Saturday, September 28, 2013
Sweet Georgia Air
Sometimes I feel like people don't get me, and by sometimes, I mean all the time (sorry I am always this cliche'). I was sitting on my patio this evening enjoying the fall air and the smell of fireplaces in the night sky. It reminded me one of the reasons I moved up here. I live just outside of the mountains here in the south. It is the most incredible thing to experience the seasons. We didn't have that kind of thing by the beach growing up.
Today I had been working in the theatre at the school with the lighting designer. I noticed how very minuscule details made a big difference in the emotion and feeling of a scene. I've studied music my whole life and understand the concept as applying to that, but with lighting it is challenging me to really use my eyes to determine and create beauty, when that never has been my strong suit. In music you hear it, and you feel it. My body responds to it. I dance, I sing, and I get chills. When I am somewhere in nature truly beautiful, for me, it's still not my eyes that capture it the best. Sound always hits me first. The silence of the woods, the trickle of a mountain stream, the roar of the ocean. Then the feel of it. Cold mountain air. It is crisp and you can physically feel how clean it is. Or, the stickiness of the sea breeze. The feel of the salt and sand sticking to your skin as the sun warms you, and in contrast the cool sand during the morning and night hours. Lastly, I can smell the beauty. The smell of ocean water brings me home. My favorite smell, though, is that of North eastern Georgia in the fall. That mountain air gets me every time.

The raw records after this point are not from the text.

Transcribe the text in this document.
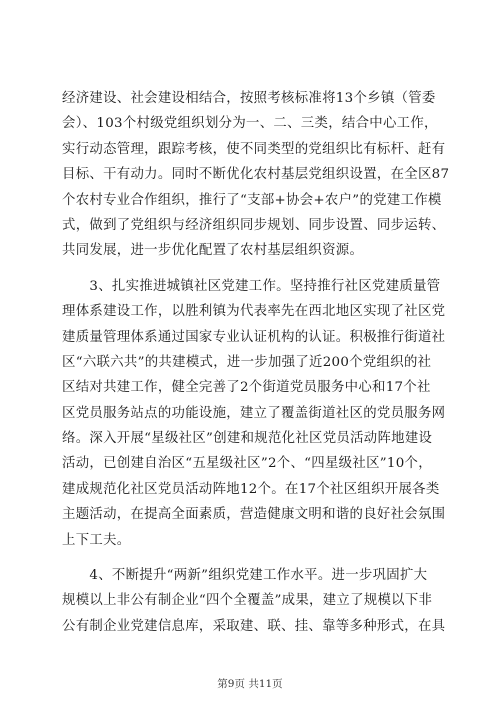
经济建设、社会建设相结合，按照考核标准将13个乡镇（管委
会）、103个村级党组织划分为一、二、三类，结合中心工作，
实行动态管理，跟踪考核，使不同类型的党组织比有标杆、赶有
目标、干有动力。同时不断优化农村基层党组织设置，在全区87
个农村专业合作组织，推行了“支部+协会+农户”的党建工作模
式，做到了党组织与经济组织同步规划、同步设置、同步运转、
共同发展，进一步优化配置了农村基层组织资源。
　　3、扎实推进城镇社区党建工作。坚持推行社区党建质量管
理体系建设工作，以胜利镇为代表率先在西北地区实现了社区党
建质量管理体系通过国家专业认证机构的认证。积极推行街道社
区“六联六共”的共建模式，进一步加强了近200个党组织的社
区结对共建工作，健全完善了2个街道党员服务中心和17个社
区党员服务站点的功能设施，建立了覆盖街道社区的党员服务网
络。深入开展“星级社区”创建和规范化社区党员活动阵地建设
活动，已创建自治区“五星级社区”2个、“四星级社区”10个，
建成规范化社区党员活动阵地12个。在17个社区组织开展各类
主题活动，在提高全面素质，营造健康文明和谐的良好社会氛围
上下工夫。
　　4、不断提升“两新”组织党建工作水平。进一步巩固扩大
规模以上非公有制企业“四个全覆盖”成果，建立了规模以下非
公有制企业党建信息库，采取建、联、挂、靠等多种形式，在具
第9页 共11页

All of these senses have always outweighed sight. Sight can be captured in a photo, but no one would ever understand the beauty of the moment without having been there to hear it, feel it, and smell it. How do you compare the beauty of an autumn leaf to the feeling of rushing down a waterfall as if it were a slide? I have found it incredibly hard to really capture the color and texture and shading with light. I have a new respect for the people that do it for a living.